Две-три секунды небытия…
И стало больно, как никогда не бывало. Оленька забилась-задергалась, разевая рот в еле сдержанном крике. Не может так быть! Она думала, что розги – что-то другое!
Перед вторым ударом даже расслышала свист. И дернулась так, что услышала кряхтение Степанны.
Маменька отвернула красное лицо. Новый свист и третий удар, наверное, другим, каким-то, еще более страшным прутом.
- Мммм… аааааааа!
«Я же решила, что кричать можно; нельзя просить о пощаде», - подумала Оленька.

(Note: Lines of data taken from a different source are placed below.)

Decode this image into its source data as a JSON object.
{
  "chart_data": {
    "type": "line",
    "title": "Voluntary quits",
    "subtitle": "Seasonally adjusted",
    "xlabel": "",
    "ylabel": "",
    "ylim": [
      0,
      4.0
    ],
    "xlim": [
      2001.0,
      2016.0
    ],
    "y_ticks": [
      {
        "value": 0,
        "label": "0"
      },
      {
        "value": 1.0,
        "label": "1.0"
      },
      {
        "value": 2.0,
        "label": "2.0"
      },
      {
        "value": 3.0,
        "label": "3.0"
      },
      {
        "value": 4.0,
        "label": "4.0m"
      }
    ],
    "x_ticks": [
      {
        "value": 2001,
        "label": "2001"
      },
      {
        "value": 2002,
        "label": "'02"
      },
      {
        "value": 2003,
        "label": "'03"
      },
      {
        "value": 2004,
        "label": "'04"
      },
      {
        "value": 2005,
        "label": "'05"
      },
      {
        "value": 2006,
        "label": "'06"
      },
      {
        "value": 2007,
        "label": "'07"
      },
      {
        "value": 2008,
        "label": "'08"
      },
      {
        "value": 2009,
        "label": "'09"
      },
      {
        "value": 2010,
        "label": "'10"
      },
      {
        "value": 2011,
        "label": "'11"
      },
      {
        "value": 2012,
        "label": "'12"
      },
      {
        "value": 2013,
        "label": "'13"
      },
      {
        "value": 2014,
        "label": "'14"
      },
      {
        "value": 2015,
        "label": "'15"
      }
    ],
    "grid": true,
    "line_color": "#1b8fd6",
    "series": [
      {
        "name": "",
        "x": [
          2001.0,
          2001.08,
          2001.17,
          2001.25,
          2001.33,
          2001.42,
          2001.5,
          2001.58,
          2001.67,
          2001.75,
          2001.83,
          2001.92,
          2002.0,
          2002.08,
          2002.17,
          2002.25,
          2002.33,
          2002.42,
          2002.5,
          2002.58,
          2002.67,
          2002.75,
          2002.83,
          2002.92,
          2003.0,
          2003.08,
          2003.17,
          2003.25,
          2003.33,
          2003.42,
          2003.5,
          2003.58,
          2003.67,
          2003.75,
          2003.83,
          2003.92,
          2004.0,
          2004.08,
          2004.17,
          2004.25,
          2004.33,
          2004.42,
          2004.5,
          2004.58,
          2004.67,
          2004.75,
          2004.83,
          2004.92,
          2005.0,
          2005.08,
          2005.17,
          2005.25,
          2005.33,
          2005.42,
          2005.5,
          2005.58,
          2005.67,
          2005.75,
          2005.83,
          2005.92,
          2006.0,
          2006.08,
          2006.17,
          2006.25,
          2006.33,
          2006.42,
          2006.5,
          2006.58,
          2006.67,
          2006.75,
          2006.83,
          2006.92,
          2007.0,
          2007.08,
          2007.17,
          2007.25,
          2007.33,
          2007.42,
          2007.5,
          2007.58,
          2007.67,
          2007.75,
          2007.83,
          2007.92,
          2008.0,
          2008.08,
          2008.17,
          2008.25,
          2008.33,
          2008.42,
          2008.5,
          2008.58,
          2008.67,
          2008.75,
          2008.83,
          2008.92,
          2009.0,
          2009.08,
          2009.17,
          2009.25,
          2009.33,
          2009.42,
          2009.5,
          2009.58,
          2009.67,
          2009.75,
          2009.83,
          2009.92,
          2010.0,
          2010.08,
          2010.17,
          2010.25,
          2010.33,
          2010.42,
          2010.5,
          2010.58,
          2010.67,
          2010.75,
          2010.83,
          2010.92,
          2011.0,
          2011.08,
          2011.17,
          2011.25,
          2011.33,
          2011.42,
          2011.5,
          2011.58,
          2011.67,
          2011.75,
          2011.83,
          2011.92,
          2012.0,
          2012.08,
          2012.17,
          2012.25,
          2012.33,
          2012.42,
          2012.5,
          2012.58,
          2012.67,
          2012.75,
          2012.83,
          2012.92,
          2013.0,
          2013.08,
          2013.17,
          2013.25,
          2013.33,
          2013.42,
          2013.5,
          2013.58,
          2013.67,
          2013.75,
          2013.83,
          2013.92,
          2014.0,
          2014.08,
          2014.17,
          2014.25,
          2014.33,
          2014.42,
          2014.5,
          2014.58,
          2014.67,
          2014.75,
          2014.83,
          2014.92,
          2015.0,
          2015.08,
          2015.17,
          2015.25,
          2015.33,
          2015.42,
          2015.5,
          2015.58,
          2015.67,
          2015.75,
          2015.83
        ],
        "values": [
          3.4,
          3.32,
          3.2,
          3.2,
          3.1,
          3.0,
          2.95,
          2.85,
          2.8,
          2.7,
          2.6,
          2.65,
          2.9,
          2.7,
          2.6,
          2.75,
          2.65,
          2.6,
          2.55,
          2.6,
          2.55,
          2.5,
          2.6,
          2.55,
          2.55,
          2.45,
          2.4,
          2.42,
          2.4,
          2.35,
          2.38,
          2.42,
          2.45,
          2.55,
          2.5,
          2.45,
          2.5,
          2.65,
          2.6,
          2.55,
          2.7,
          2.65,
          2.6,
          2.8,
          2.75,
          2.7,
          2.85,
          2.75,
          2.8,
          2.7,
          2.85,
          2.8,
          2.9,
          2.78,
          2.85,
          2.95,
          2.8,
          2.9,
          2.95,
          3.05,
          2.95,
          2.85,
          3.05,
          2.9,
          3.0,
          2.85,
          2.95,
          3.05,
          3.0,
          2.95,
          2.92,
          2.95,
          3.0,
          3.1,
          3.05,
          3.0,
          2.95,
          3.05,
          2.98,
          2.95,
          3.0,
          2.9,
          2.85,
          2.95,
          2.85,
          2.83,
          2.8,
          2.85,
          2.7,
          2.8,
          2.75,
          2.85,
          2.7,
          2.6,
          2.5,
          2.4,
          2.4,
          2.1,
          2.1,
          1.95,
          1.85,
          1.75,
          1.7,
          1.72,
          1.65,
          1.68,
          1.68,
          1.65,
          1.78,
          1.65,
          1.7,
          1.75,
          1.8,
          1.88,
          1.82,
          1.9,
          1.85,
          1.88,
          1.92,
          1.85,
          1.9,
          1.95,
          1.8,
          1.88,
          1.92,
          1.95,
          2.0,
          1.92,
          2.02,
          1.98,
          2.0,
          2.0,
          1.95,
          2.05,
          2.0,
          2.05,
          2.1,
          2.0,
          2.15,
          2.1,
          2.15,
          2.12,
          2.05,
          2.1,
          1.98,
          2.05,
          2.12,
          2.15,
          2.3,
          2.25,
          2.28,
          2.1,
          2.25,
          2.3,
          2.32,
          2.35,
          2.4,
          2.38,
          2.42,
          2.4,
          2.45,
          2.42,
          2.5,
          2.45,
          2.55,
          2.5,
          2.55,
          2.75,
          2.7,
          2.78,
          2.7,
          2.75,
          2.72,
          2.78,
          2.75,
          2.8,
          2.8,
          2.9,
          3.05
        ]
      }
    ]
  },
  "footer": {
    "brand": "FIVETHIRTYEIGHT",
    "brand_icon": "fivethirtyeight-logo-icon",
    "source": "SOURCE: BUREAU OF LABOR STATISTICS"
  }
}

И дальше даже не пыталась сдержаться.
- Простите дитятку, она ж непривычна. Меня посеките, что недоглядела, - донесся плачущий голос старой Степанны.

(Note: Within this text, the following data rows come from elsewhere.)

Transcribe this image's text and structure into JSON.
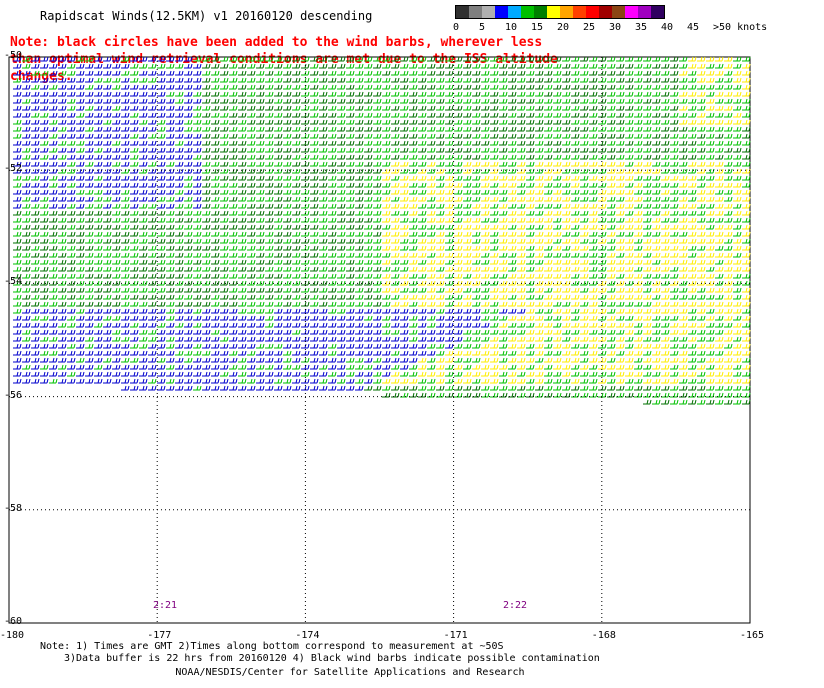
{
  "title": "Rapidscat Winds(12.5KM) v1 20160120 descending",
  "note": "Note: black circles have been added to the wind barbs, wherever less than optimal wind retrieval conditions are met due to the ISS altitude changes.",
  "legend": {
    "labels": [
      "0",
      "5",
      "10",
      "15",
      "20",
      "25",
      "30",
      "35",
      "40",
      "45",
      ">50 knots"
    ],
    "colors": [
      "#303030",
      "#7f7f7f",
      "#b0b0b0",
      "#0000ff",
      "#00aaff",
      "#00c000",
      "#008000",
      "#ffff00",
      "#ffa500",
      "#ff4000",
      "#ff0000",
      "#a00000",
      "#8b4513",
      "#ff00ff",
      "#a000c0",
      "#300060"
    ]
  },
  "map": {
    "lat_labels": [
      "-50",
      "-52",
      "-54",
      "-56",
      "-58",
      "-60"
    ],
    "lon_labels": [
      "-180",
      "-177",
      "-174",
      "-171",
      "-168",
      "-165"
    ],
    "times": [
      "2:21",
      "2:22"
    ]
  },
  "footer": {
    "line1": "Note: 1) Times are GMT 2)Times along bottom correspond to measurement at ~50S",
    "line2": "3)Data buffer is 22 hrs from 20160120 4) Black wind barbs indicate possible contamination",
    "line3": "NOAA/NESDIS/Center for Satellite Applications and Research"
  }
}
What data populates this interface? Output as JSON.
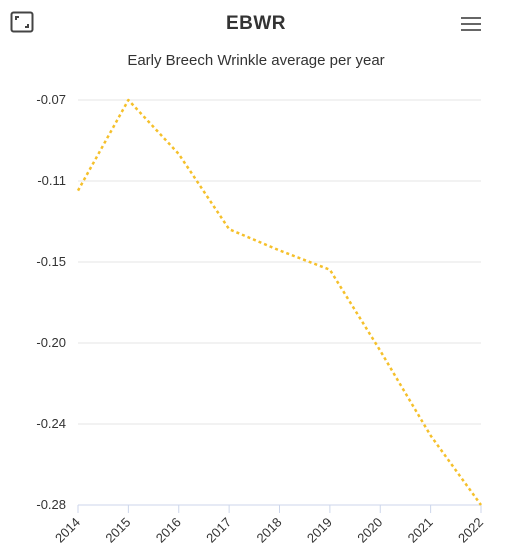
{
  "header": {
    "title": "EBWR",
    "expand_icon": "expand-icon",
    "menu_icon": "hamburger-menu-icon"
  },
  "chart_data": {
    "type": "line",
    "title": "Early Breech Wrinkle average per year",
    "xlabel": "",
    "ylabel": "",
    "categories": [
      "2014",
      "2015",
      "2016",
      "2017",
      "2018",
      "2019",
      "2020",
      "2021",
      "2022"
    ],
    "series": [
      {
        "values": [
          -0.117,
          -0.07,
          -0.098,
          -0.137,
          -0.148,
          -0.158,
          -0.2,
          -0.244,
          -0.28
        ]
      }
    ],
    "yticks": [
      "-0.07",
      "-0.11",
      "-0.15",
      "-0.20",
      "-0.24",
      "-0.28"
    ],
    "ylim": [
      -0.28,
      -0.07
    ],
    "grid": true,
    "line_style": "dotted",
    "color": "#f5c02b"
  }
}
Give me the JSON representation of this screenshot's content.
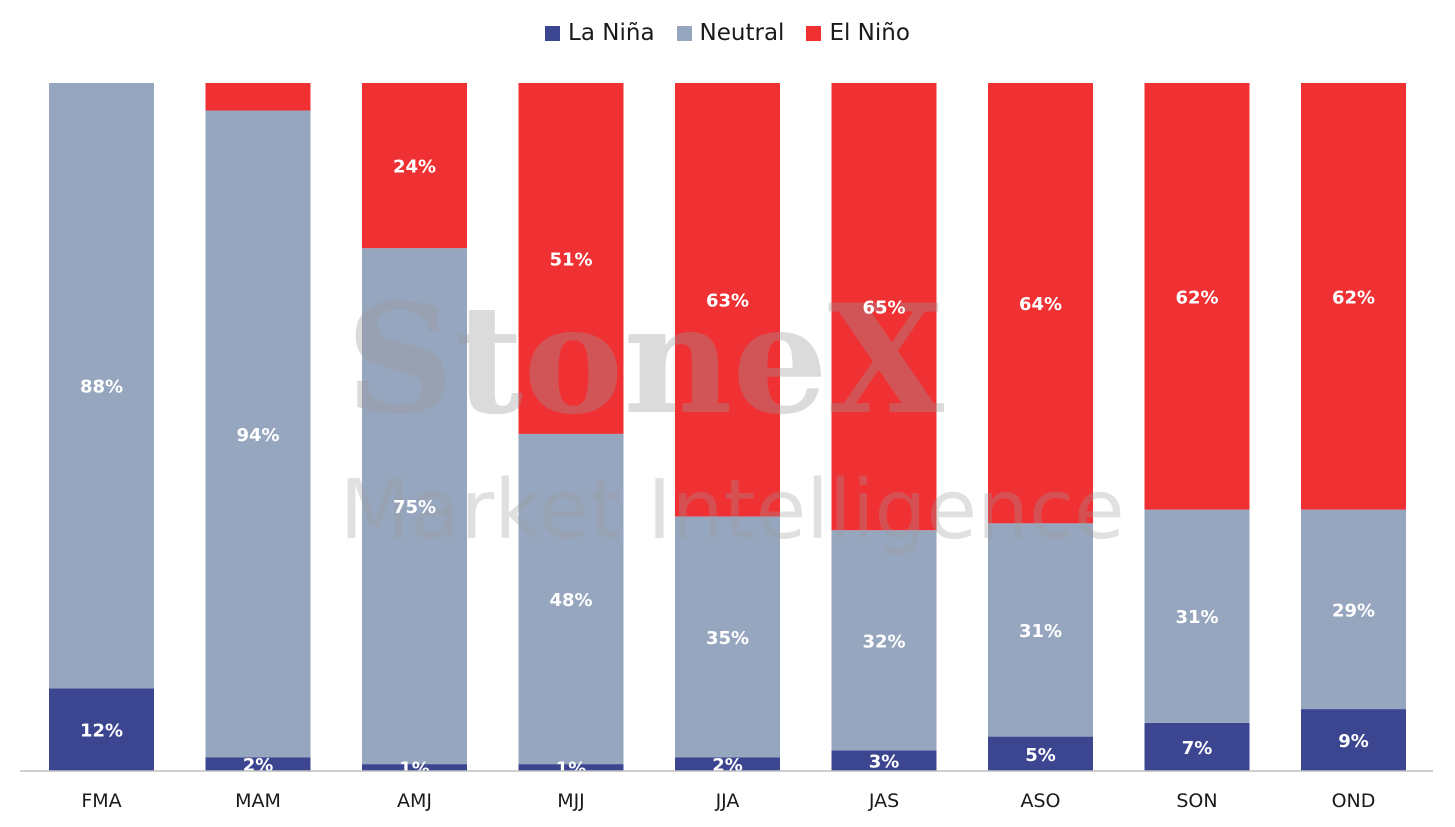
{
  "watermark": {
    "brand": "StoneX",
    "tagline": "Market Intelligence"
  },
  "chart_data": {
    "type": "bar",
    "stacked": true,
    "title": "",
    "xlabel": "",
    "ylabel": "",
    "ylim": [
      0,
      100
    ],
    "grid": false,
    "legend_position": "top-center",
    "categories": [
      "FMA",
      "MAM",
      "AMJ",
      "MJJ",
      "JJA",
      "JAS",
      "ASO",
      "SON",
      "OND"
    ],
    "series": [
      {
        "name": "La Niña",
        "color": "#3c4590",
        "values": [
          12,
          2,
          1,
          1,
          2,
          3,
          5,
          7,
          9
        ],
        "labels": [
          "12%",
          "2%",
          "1%",
          "1%",
          "2%",
          "3%",
          "5%",
          "7%",
          "9%"
        ]
      },
      {
        "name": "Neutral",
        "color": "#97a6bf",
        "values": [
          88,
          94,
          75,
          48,
          35,
          32,
          31,
          31,
          29
        ],
        "labels": [
          "88%",
          "94%",
          "75%",
          "48%",
          "35%",
          "32%",
          "31%",
          "31%",
          "29%"
        ]
      },
      {
        "name": "El Niño",
        "color": "#ef3134",
        "values": [
          0,
          4,
          24,
          51,
          63,
          65,
          64,
          62,
          62
        ],
        "labels": [
          "",
          "",
          "24%",
          "51%",
          "63%",
          "65%",
          "64%",
          "62%",
          "62%"
        ]
      }
    ]
  }
}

- Сколко исчо? – спросила миссис Томпсон.
- Продолжайте, - коротко ответила маменька.
«Это чееетыре! Это пяяяяять», - поняла Оленька. Казалось, кричит не только рот, но и мысли.
Не видела, что шестой размашистый удар задел уже вспухающие полоски – простим миссис Томпсон, в доме князей Травиных у неё не было воспитательной практики. Оленька ощутила шестой прут так, что и счет пропал, и любые мысли, кроме одного рефлекса – прекратить эту боль, защититься от неё руками.
Поэтому, с седьмым стежком вышло хуже некуда. Оля не заметила, как вырвалась и успела подставить запястье под удар, а миссис Томпсон остановить летящую розгу не успела…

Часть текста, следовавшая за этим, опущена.